Designers and photographers can use iDVD to assemble digital portfolios that they can hand out like brochures. Filmmakers and advertising professionals can distribute rough cuts of movie scenes and commercials to clients and colleagues. Businesspeople can create in-house training discs and video archives of corporate meetings. Videographers can offer DVDs of weddings and other events. And home-movie buffs can preserve and share family videos and photographs.

Creating a DVD involves choosing and customizing a menu design and adding the movies and photos you want to include on the DVD. You can perform these steps in any order and preview your work along the way. When you've finished, you can commit the final product to a shiny platter.
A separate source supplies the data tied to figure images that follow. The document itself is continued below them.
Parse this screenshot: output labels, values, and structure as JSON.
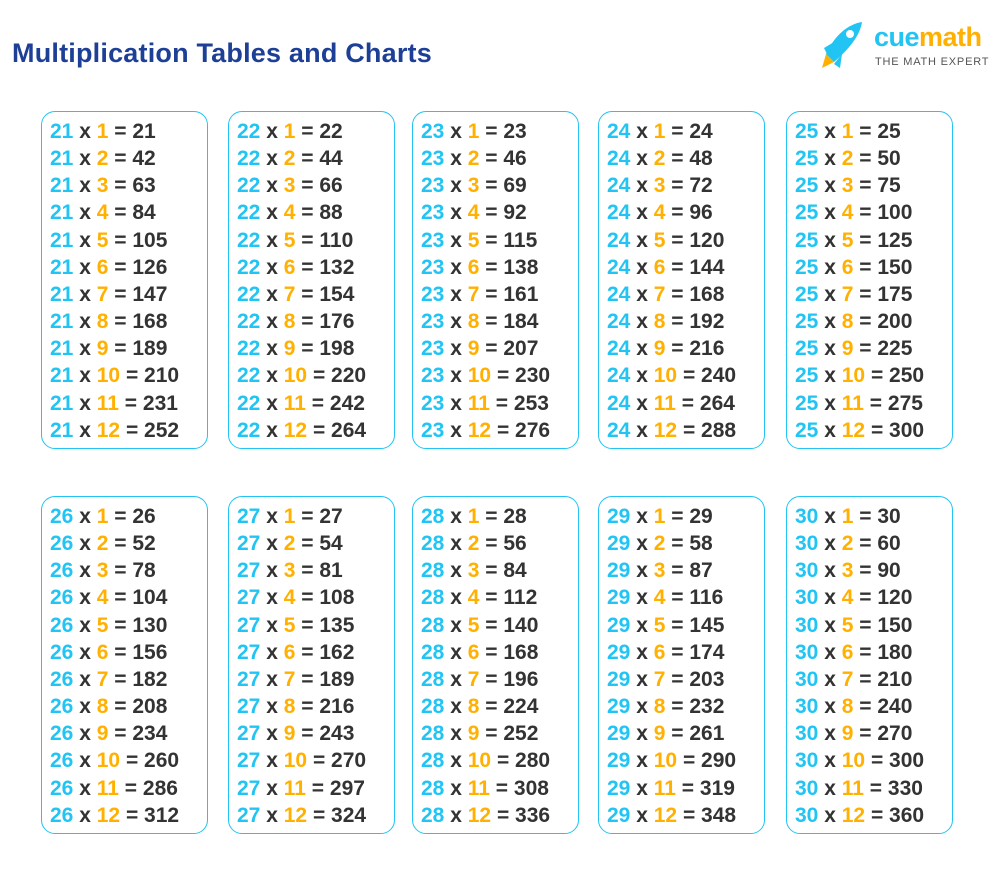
{
  "title": "Multiplication Tables and Charts",
  "logo": {
    "brand_part1": "cue",
    "brand_part2": "math",
    "tagline": "THE MATH EXPERT",
    "icon": "rocket-icon"
  },
  "colors": {
    "base": "#21c4f3",
    "multiplier": "#ffb000",
    "text": "#333333",
    "title": "#1d3f95",
    "border": "#21c4f3"
  },
  "operator_times": "x",
  "operator_equals": "=",
  "tables": [
    {
      "base": "21",
      "rows": [
        [
          "1",
          "21"
        ],
        [
          "2",
          "42"
        ],
        [
          "3",
          "63"
        ],
        [
          "4",
          "84"
        ],
        [
          "5",
          "105"
        ],
        [
          "6",
          "126"
        ],
        [
          "7",
          "147"
        ],
        [
          "8",
          "168"
        ],
        [
          "9",
          "189"
        ],
        [
          "10",
          "210"
        ],
        [
          "11",
          "231"
        ],
        [
          "12",
          "252"
        ]
      ]
    },
    {
      "base": "22",
      "rows": [
        [
          "1",
          "22"
        ],
        [
          "2",
          "44"
        ],
        [
          "3",
          "66"
        ],
        [
          "4",
          "88"
        ],
        [
          "5",
          "110"
        ],
        [
          "6",
          "132"
        ],
        [
          "7",
          "154"
        ],
        [
          "8",
          "176"
        ],
        [
          "9",
          "198"
        ],
        [
          "10",
          "220"
        ],
        [
          "11",
          "242"
        ],
        [
          "12",
          "264"
        ]
      ]
    },
    {
      "base": "23",
      "rows": [
        [
          "1",
          "23"
        ],
        [
          "2",
          "46"
        ],
        [
          "3",
          "69"
        ],
        [
          "4",
          "92"
        ],
        [
          "5",
          "115"
        ],
        [
          "6",
          "138"
        ],
        [
          "7",
          "161"
        ],
        [
          "8",
          "184"
        ],
        [
          "9",
          "207"
        ],
        [
          "10",
          "230"
        ],
        [
          "11",
          "253"
        ],
        [
          "12",
          "276"
        ]
      ]
    },
    {
      "base": "24",
      "rows": [
        [
          "1",
          "24"
        ],
        [
          "2",
          "48"
        ],
        [
          "3",
          "72"
        ],
        [
          "4",
          "96"
        ],
        [
          "5",
          "120"
        ],
        [
          "6",
          "144"
        ],
        [
          "7",
          "168"
        ],
        [
          "8",
          "192"
        ],
        [
          "9",
          "216"
        ],
        [
          "10",
          "240"
        ],
        [
          "11",
          "264"
        ],
        [
          "12",
          "288"
        ]
      ]
    },
    {
      "base": "25",
      "rows": [
        [
          "1",
          "25"
        ],
        [
          "2",
          "50"
        ],
        [
          "3",
          "75"
        ],
        [
          "4",
          "100"
        ],
        [
          "5",
          "125"
        ],
        [
          "6",
          "150"
        ],
        [
          "7",
          "175"
        ],
        [
          "8",
          "200"
        ],
        [
          "9",
          "225"
        ],
        [
          "10",
          "250"
        ],
        [
          "11",
          "275"
        ],
        [
          "12",
          "300"
        ]
      ]
    },
    {
      "base": "26",
      "rows": [
        [
          "1",
          "26"
        ],
        [
          "2",
          "52"
        ],
        [
          "3",
          "78"
        ],
        [
          "4",
          "104"
        ],
        [
          "5",
          "130"
        ],
        [
          "6",
          "156"
        ],
        [
          "7",
          "182"
        ],
        [
          "8",
          "208"
        ],
        [
          "9",
          "234"
        ],
        [
          "10",
          "260"
        ],
        [
          "11",
          "286"
        ],
        [
          "12",
          "312"
        ]
      ]
    },
    {
      "base": "27",
      "rows": [
        [
          "1",
          "27"
        ],
        [
          "2",
          "54"
        ],
        [
          "3",
          "81"
        ],
        [
          "4",
          "108"
        ],
        [
          "5",
          "135"
        ],
        [
          "6",
          "162"
        ],
        [
          "7",
          "189"
        ],
        [
          "8",
          "216"
        ],
        [
          "9",
          "243"
        ],
        [
          "10",
          "270"
        ],
        [
          "11",
          "297"
        ],
        [
          "12",
          "324"
        ]
      ]
    },
    {
      "base": "28",
      "rows": [
        [
          "1",
          "28"
        ],
        [
          "2",
          "56"
        ],
        [
          "3",
          "84"
        ],
        [
          "4",
          "112"
        ],
        [
          "5",
          "140"
        ],
        [
          "6",
          "168"
        ],
        [
          "7",
          "196"
        ],
        [
          "8",
          "224"
        ],
        [
          "9",
          "252"
        ],
        [
          "10",
          "280"
        ],
        [
          "11",
          "308"
        ],
        [
          "12",
          "336"
        ]
      ]
    },
    {
      "base": "29",
      "rows": [
        [
          "1",
          "29"
        ],
        [
          "2",
          "58"
        ],
        [
          "3",
          "87"
        ],
        [
          "4",
          "116"
        ],
        [
          "5",
          "145"
        ],
        [
          "6",
          "174"
        ],
        [
          "7",
          "203"
        ],
        [
          "8",
          "232"
        ],
        [
          "9",
          "261"
        ],
        [
          "10",
          "290"
        ],
        [
          "11",
          "319"
        ],
        [
          "12",
          "348"
        ]
      ]
    },
    {
      "base": "30",
      "rows": [
        [
          "1",
          "30"
        ],
        [
          "2",
          "60"
        ],
        [
          "3",
          "90"
        ],
        [
          "4",
          "120"
        ],
        [
          "5",
          "150"
        ],
        [
          "6",
          "180"
        ],
        [
          "7",
          "210"
        ],
        [
          "8",
          "240"
        ],
        [
          "9",
          "270"
        ],
        [
          "10",
          "300"
        ],
        [
          "11",
          "330"
        ],
        [
          "12",
          "360"
        ]
      ]
    }
  ]
}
A Short Glossary of DVD Terms

authoring The process of creating menus and adding movies and images to a DVD.

button A clickable area that plays a movie or slide show, or takes the user to another menu.

chapter A video bookmark that you can access from a menu or with a remote control. Creating chapters in a movie lets viewers jump to specific sections.

DVD-R The blank media that you'll use most often when burning DVDs. A DVD-R blank can be burned just once.

DVD-RW A type of DVD media that you can erase and reuse.

menu A screen containing clickable buttons that enable users to access a DVD's contents.

motion menu A menu whose background image is an animation or movie, a menu that plays background audio, or both.

MPEG-2 The compression format used for video on a DVD. MPEG stands for Moving Picture Experts Group.